To our knowledge, this is the first attempt to assess the influence of vitamin C on adolescent obesity. A large sample size allowed us to perform multiple subgroup analyses. We used smooth curve fittings and two-piecewise linear regression to explore a non-linear relationship between sVC and BMI. In addition, the negative correlation between sVC and BMI may have an incomplete linear relationship in different stratifications, indicating that it may exist in special populations, a similar approach followed by previous studies [46, 47]. Therefore, we performed a non-linearity and saturation effect analysis between sVC and BMI. However, some shortcomings also need to be pointed out. Firstly, because this study is a cross-sectional study, the causal relationship is unclear. People with overweight or obese may prefer to consume high-fat foods [48] and eat less vitamin-containing foods [49, 50]. Thus, the potential effects of reverse causality cannot be excluded. Secondly, we excluded data with missing values in independent and dependent variables, hence potential selection bias may exist. Thirdly, although we controlled for many potential confounding factors, residual confounding by unmeasured potential confounding factors, such as non-communicable diseases and infectious diseases, remains possible. Fourthly, there are many indicators related to obesity, such as waist circumference and waist-hip ratio, but we only analyzed the most common index of body mass index. Finally, dietary vitamins could influence adolescent obesity. We statistically analyzed the vitamin C level in serum, while dietary vitamin C data were not acquired [51]. Moreover, the data of this popultion based study limitedly ranges between 2003 and 2006, because the recent data of vitamins in children is not publicly avilable on the NHANES website.

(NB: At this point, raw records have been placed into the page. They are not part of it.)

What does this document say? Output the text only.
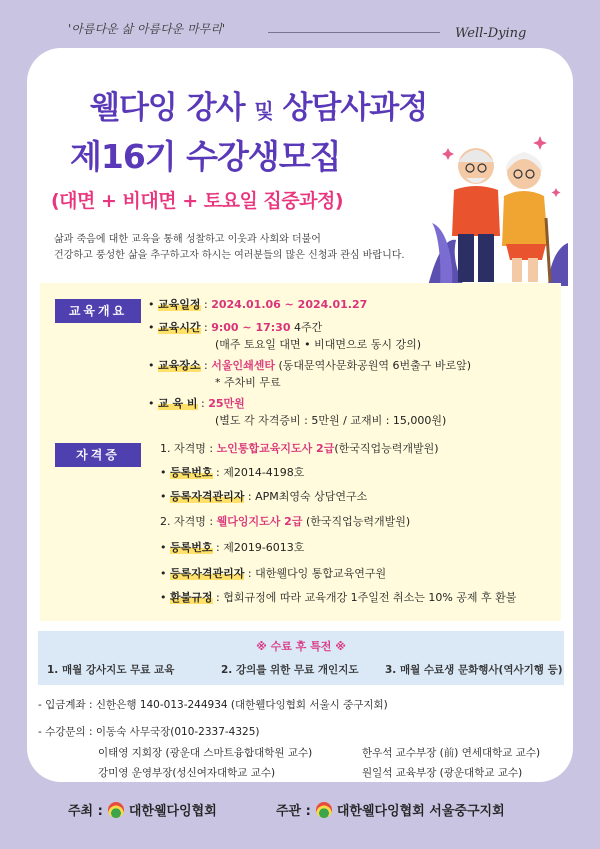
'아름다운 삶 아름다운 마무리'	Well-Dying
웰다잉 강사 및 상담사과정
제16기 수강생모집
(대면 + 비대면 + 토요일 집중과정)
삶과 죽음에 대한 교육을 통해 성찰하고 이웃과 사회와 더불어
건강하고 풍성한 삶을 추구하고자 하시는 여러분들의 많은 신청과 관심 바랍니다.
교육개요	• 교육일정 : 2024.01.06 ~ 2024.01.27
• 교육시간 : 9:00 ~ 17:30 4주간
(매주 토요일 대면 • 비대면으로 동시 강의)
• 교육장소 : 서울인쇄센타 (동대문역사문화공원역 6번출구 바로앞)
* 주차비 무료
• 교 육 비 : 25만원
(별도 각 자격증비 : 5만원 / 교재비 : 15,000원)
자격증	1. 자격명 : 노인통합교육지도사 2급(한국직업능력개발원)
• 등록번호 : 제2014-4198호
• 등록자격관리자 : APM최영숙 상담연구소
2. 자격명 : 웰다잉지도사 2급 (한국직업능력개발원)
• 등록번호 : 제2019-6013호
• 등록자격관리자 : 대한웰다잉 통합교육연구원
• 환불규정 : 협회규정에 따라 교육개강 1주일전 취소는 10% 공제 후 환불
※ 수료 후 특전 ※
1. 매월 강사지도 무료 교육	2. 강의를 위한 무료 개인지도	3. 매월 수료생 문화행사(역사기행 등)
- 입금계좌 : 신한은행 140-013-244934 (대한웰다잉협회 서울시 중구지회)
- 수강문의 : 이동숙 사무국장(010-2337-4325)
이태영 지회장 (광운대 스마트융합대학원 교수)	한우석 교수부장 (前) 연세대학교 교수)
강미영 운영부장(성신여자대학교 교수)	원일석 교육부장 (광운대학교 교수)
주최 : 대한웰다잉협회	주관 : 대한웰다잉협회 서울중구지회
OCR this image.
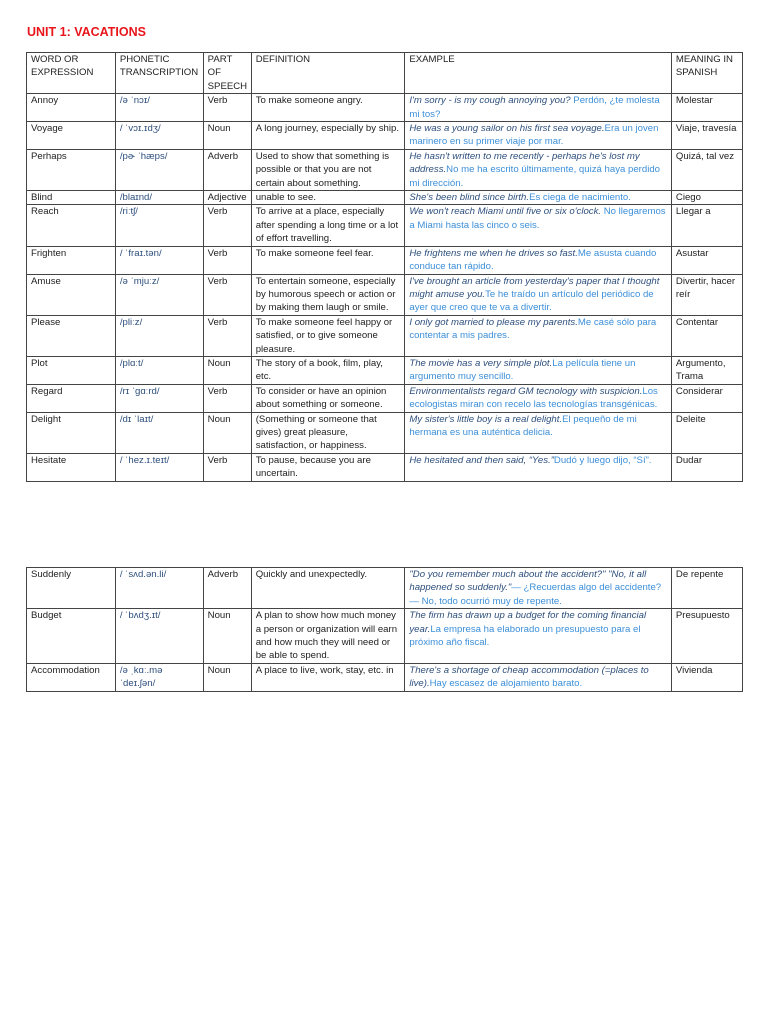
UNIT 1: VACATIONS
WORD OR EXPRESSION	PHONETIC TRANSCRIPTION	PART OF SPEECH	DEFINITION	EXAMPLE	MEANING IN SPANISH
Annoy	/ə ˈnɔɪ/	Verb	To make someone angry.	I'm sorry - is my cough annoying you? Perdón, ¿te molesta mi tos?	Molestar
Voyage	/ ˈvɔɪ.ɪdʒ/	Noun	A long journey, especially by ship.	He was a young sailor on his first sea voyage.Era un joven marinero en su primer viaje por mar.	Viaje, travesía
Perhaps	/pɚ ˈhæps/	Adverb	Used to show that something is possible or that you are not certain about something.	He hasn't written to me recently - perhaps he's lost my address.No me ha escrito últimamente, quizá haya perdido mi dirección.	Quizá, tal vez
Blind	/blaɪnd/	Adjective	unable to see.	She's been blind since birth.Es ciega de nacimiento.	Ciego
Reach	/riːtʃ/	Verb	To arrive at a place, especially after spending a long time or a lot of effort travelling.	We won't reach Miami until five or six o'clock. No llegaremos a Miami hasta las cinco o seis.	Llegar a
Frighten	/ ˈfraɪ.tən/	Verb	To make someone feel fear.	He frightens me when he drives so fast.Me asusta cuando conduce tan rápido.	Asustar
Amuse	/ə ˈmjuːz/	Verb	To entertain someone, especially by humorous speech or action or by making them laugh or smile.	I've brought an article from yesterday's paper that I thought might amuse you.Te he traído un artículo del periódico de ayer que creo que te va a divertir.	Divertir, hacer reír
Please	/pliːz/	Verb	To make someone feel happy or satisfied, or to give someone pleasure.	I only got married to please my parents.Me casé sólo para contentar a mis padres.	Contentar
Plot	/plɑːt/	Noun	The story of a book, film, play, etc.	The movie has a very simple plot.La película tiene un argumento muy sencillo.	Argumento, Trama
Regard	/rɪ ˈɡɑːrd/	Verb	To consider or have an opinion about something or someone.	Environmentalists regard GM tecnology with suspicion.Los ecologistas miran con recelo las tecnologías transgénicas.	Considerar
Delight	/dɪ ˈlaɪt/	Noun	(Something or someone that gives) great pleasure, satisfaction, or happiness.	My sister's little boy is a real delight.El pequeño de mi hermana es una auténtica delicia.	Deleite
Hesitate	/ ˈhez.ɪ.teɪt/	Verb	To pause, because you are uncertain.	He hesitated and then said, “Yes.”Dudó y luego dijo, “Sí”.	Dudar
Suddenly	/ ˈsʌd.ən.li/	Adverb	Quickly and unexpectedly.	"Do you remember much about the accident?" "No, it all happened so suddenly."— ¿Recuerdas algo del accidente? — No, todo ocurrió muy de repente.	De repente
Budget	/ ˈbʌdʒ.ɪt/	Noun	A plan to show how much money a person or organization will earn and how much they will need or be able to spend.	The firm has drawn up a budget for the coming financial year.La empresa ha elaborado un presupuesto para el próximo año fiscal.	Presupuesto
Accommodation	/ə ˌkɑː.mə ˈdeɪ.ʃən/	Noun	A place to live, work, stay, etc. in	There's a shortage of cheap accommodation (=places to live).Hay escasez de alojamiento barato.	Vivienda
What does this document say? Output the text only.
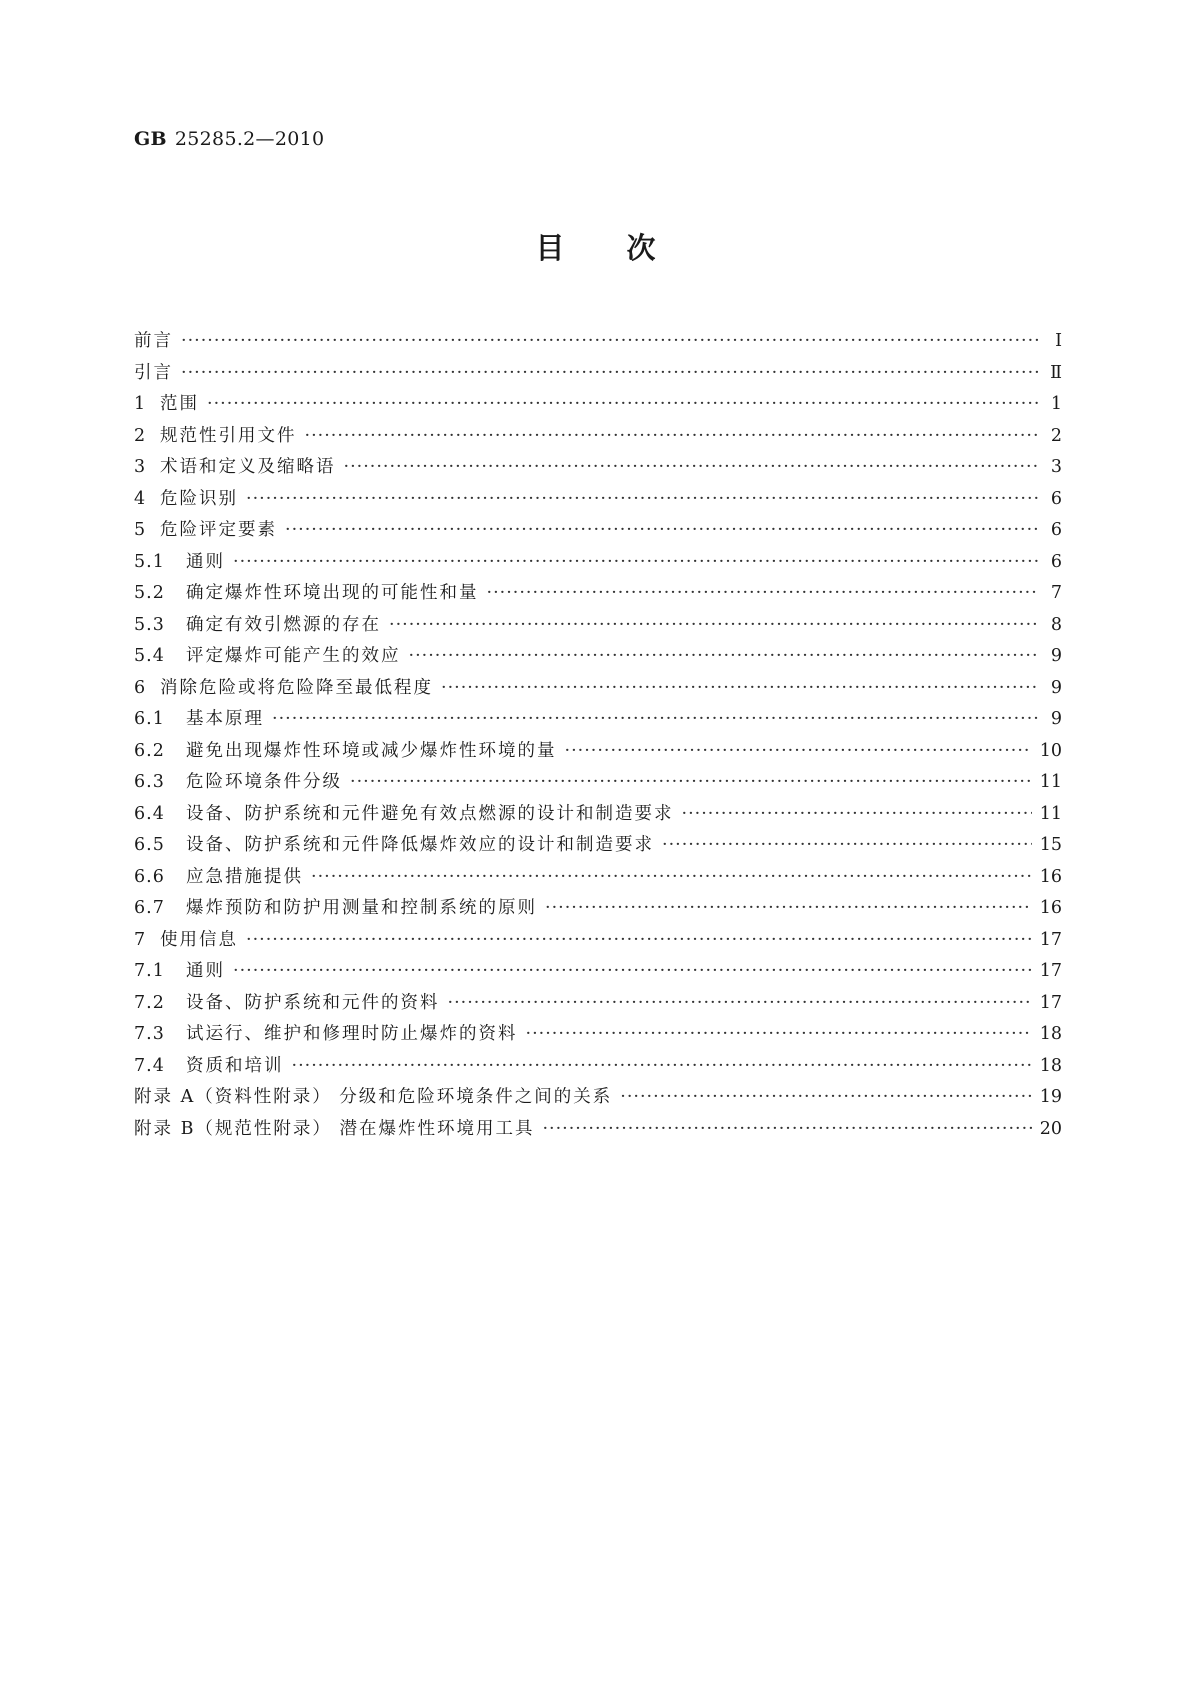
GB 25285.2—2010
目 次
前言 ·····	Ⅰ
引言 ·····	Ⅱ
1 范围 ·····	1
2 规范性引用文件 ·····	2
3 术语和定义及缩略语 ·····	3
4 危险识别 ·····	6
5 危险评定要素 ·····	6
5.1	通则 ·····	6
5.2	确定爆炸性环境出现的可能性和量 ·····	7
5.3	确定有效引燃源的存在 ·····	8
5.4	评定爆炸可能产生的效应 ·····	9
6 消除危险或将危险降至最低程度 ·····	9
6.1	基本原理 ·····	9
6.2	避免出现爆炸性环境或减少爆炸性环境的量 ·····	10
6.3	危险环境条件分级 ·····	11
6.4	设备、防护系统和元件避免有效点燃源的设计和制造要求 ·····	11
6.5	设备、防护系统和元件降低爆炸效应的设计和制造要求 ·····	15
6.6	应急措施提供 ·····	16
6.7	爆炸预防和防护用测量和控制系统的原则 ·····	16
7 使用信息 ·····	17
7.1	通则 ·····	17
7.2	设备、防护系统和元件的资料 ·····	17
7.3	试运行、维护和修理时防止爆炸的资料 ·····	18
7.4	资质和培训 ·····	18
附录 A（资料性附录） 分级和危险环境条件之间的关系 ·····	19
附录 B（规范性附录） 潜在爆炸性环境用工具 ·····	20
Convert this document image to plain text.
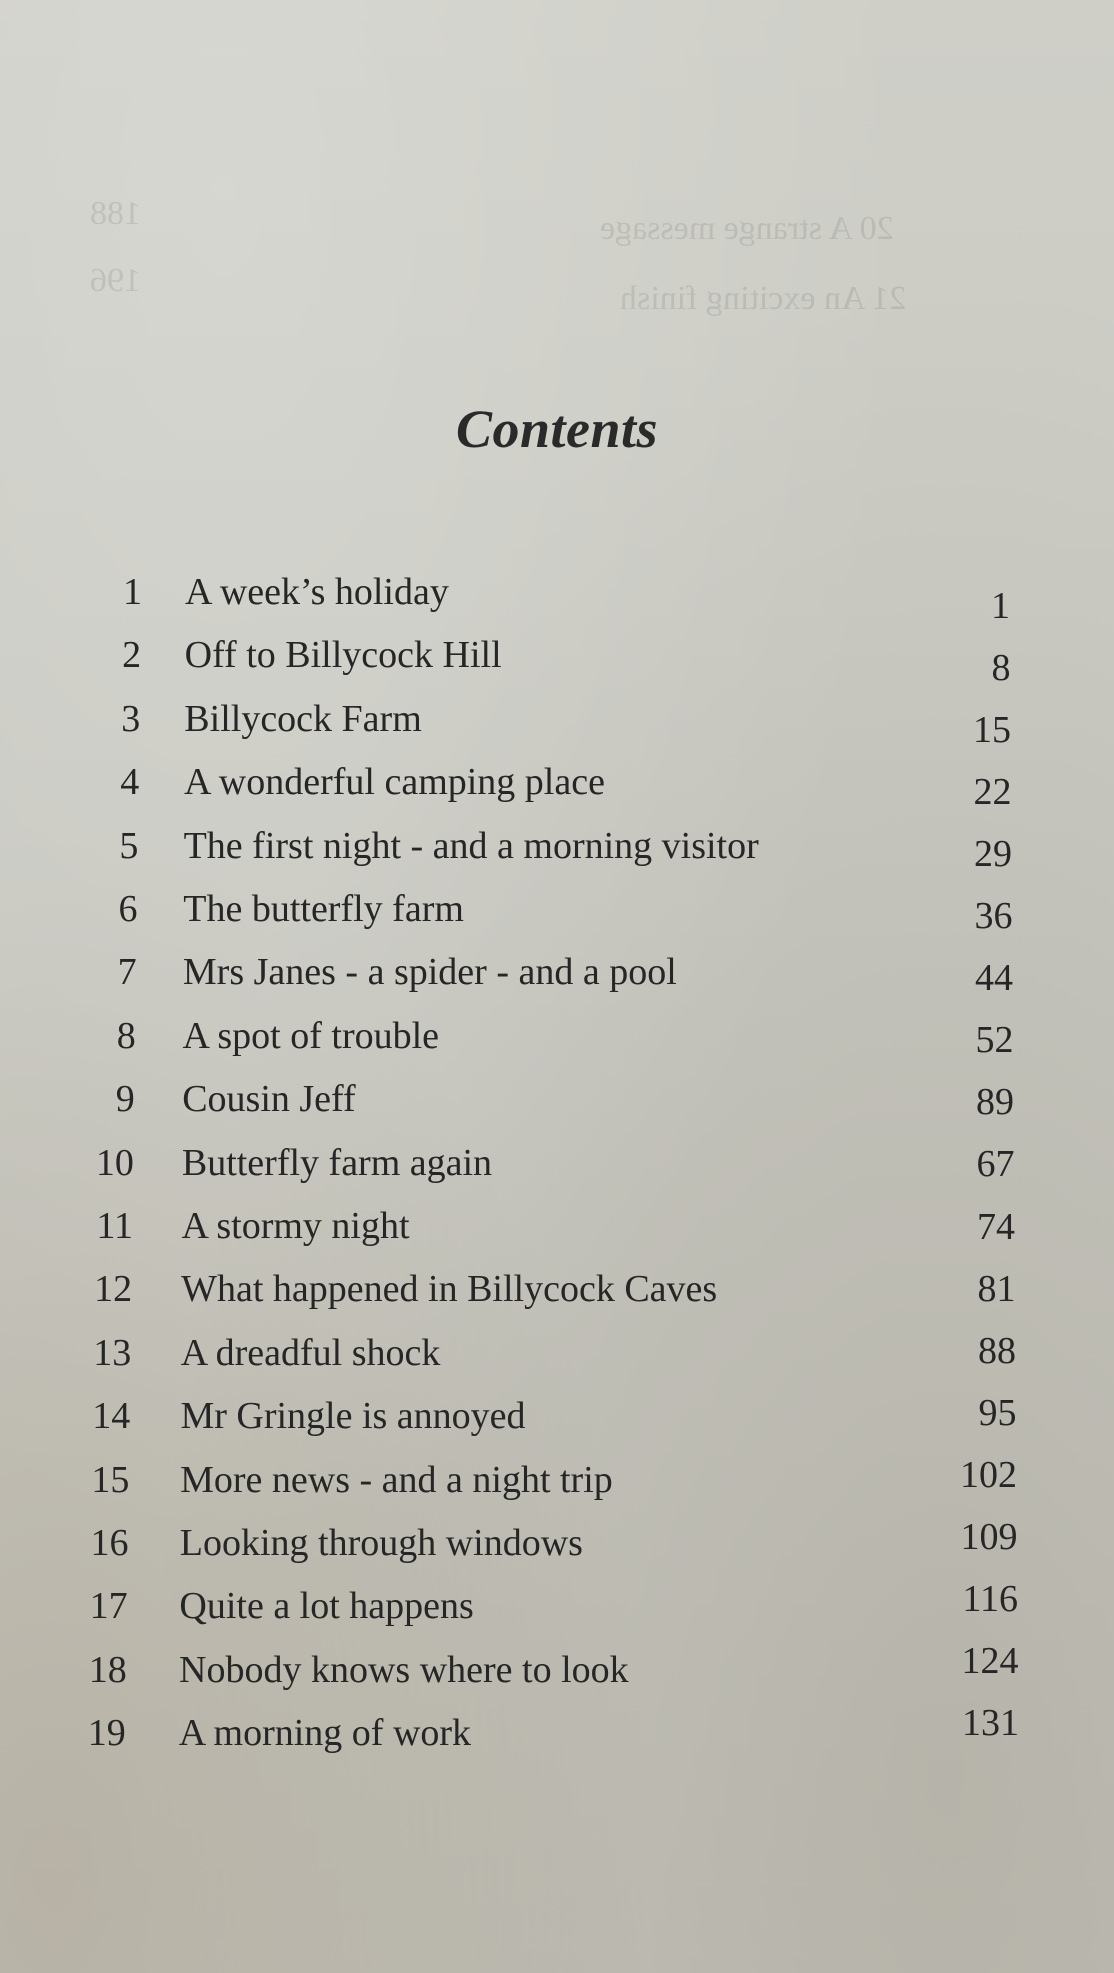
20 A strange message
21 An exciting finish
188
196
Contents
1 A week’s holiday	1
2 Off to Billycock Hill	8
3 Billycock Farm	15
4 A wonderful camping place	22
5 The first night - and a morning visitor	29
6 The butterfly farm	36
7 Mrs Janes - a spider - and a pool	44
8 A spot of trouble	52
9 Cousin Jeff	89
10 Butterfly farm again	67
11 A stormy night	74
12 What happened in Billycock Caves	81
13 A dreadful shock	88
14 Mr Gringle is annoyed	95
15 More news - and a night trip	102
16 Looking through windows	109
17 Quite a lot happens	116
18 Nobody knows where to look	124
19 A morning of work	131
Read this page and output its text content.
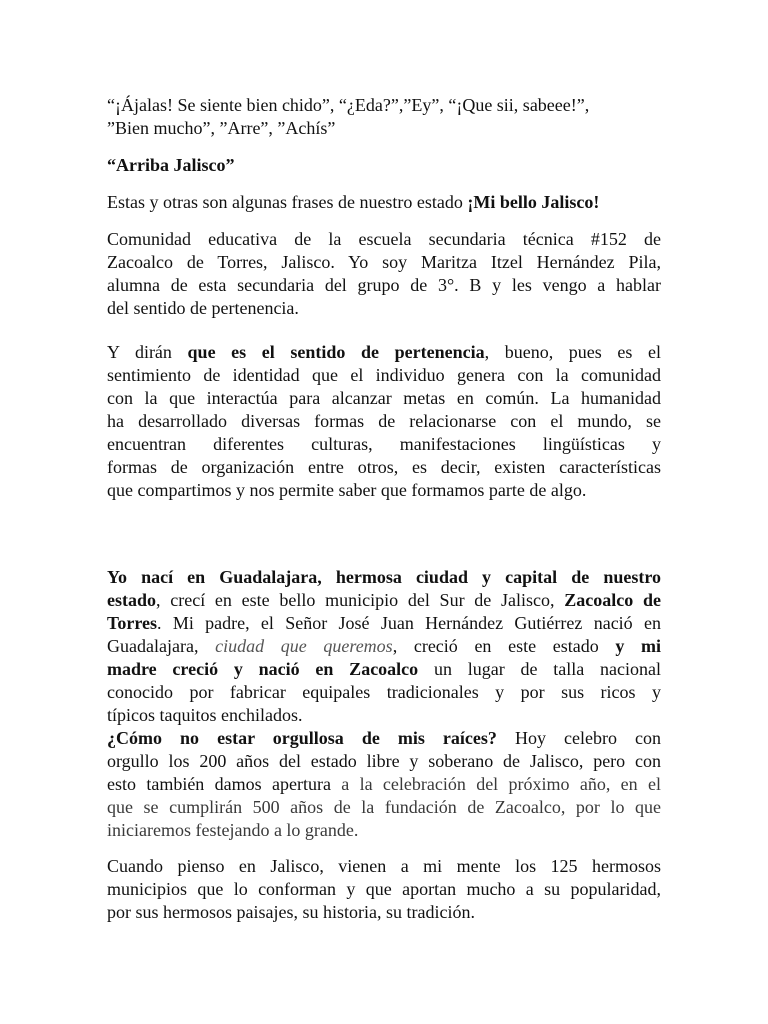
“¡Ájalas! Se siente bien chido”, “¿Eda?”,”Ey”, “¡Que sii, sabeee!”,
”Bien mucho”, ”Arre”, ”Achís”
“Arriba Jalisco”
Estas y otras son algunas frases de nuestro estado ¡Mi bello Jalisco!
Comunidad educativa de la escuela secundaria técnica #152 de
Zacoalco de Torres, Jalisco. Yo soy Maritza Itzel Hernández Pila,
alumna de esta secundaria del grupo de 3°. B y les vengo a hablar
del sentido de pertenencia.
Y dirán que es el sentido de pertenencia, bueno, pues es el
sentimiento de identidad que el individuo genera con la comunidad
con la que interactúa para alcanzar metas en común. La humanidad
ha desarrollado diversas formas de relacionarse con el mundo, se
encuentran diferentes culturas, manifestaciones lingüísticas y
formas de organización entre otros, es decir, existen características
que compartimos y nos permite saber que formamos parte de algo.
Yo nací en Guadalajara, hermosa ciudad y capital de nuestro
estado, crecí en este bello municipio del Sur de Jalisco, Zacoalco de
Torres. Mi padre, el Señor José Juan Hernández Gutiérrez nació en
Guadalajara, ciudad que queremos, creció en este estado y mi
madre creció y nació en Zacoalco un lugar de talla nacional
conocido por fabricar equipales tradicionales y por sus ricos y
típicos taquitos enchilados.
¿Cómo no estar orgullosa de mis raíces? Hoy celebro con
orgullo los 200 años del estado libre y soberano de Jalisco, pero con
esto también damos apertura a la celebración del próximo año, en el
que se cumplirán 500 años de la fundación de Zacoalco, por lo que
iniciaremos festejando a lo grande.
Cuando pienso en Jalisco, vienen a mi mente los 125 hermosos
municipios que lo conforman y que aportan mucho a su popularidad,
por sus hermosos paisajes, su historia, su tradición.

In conclusion, sVC data is easy to collect, and the detection cost is relatively inexpensive. The present study demonstrated that sVC was significantly negatively correlated with obesity in adolescents. There were saturation and threshold effects in this connection, and its impacts also took on diverse forms in various subcategories. Further research is needed to investigate the causal mechanism between sVC and obesity. Our findings also provide a biomarker for early identification of obesity, which is conducive to better weight control.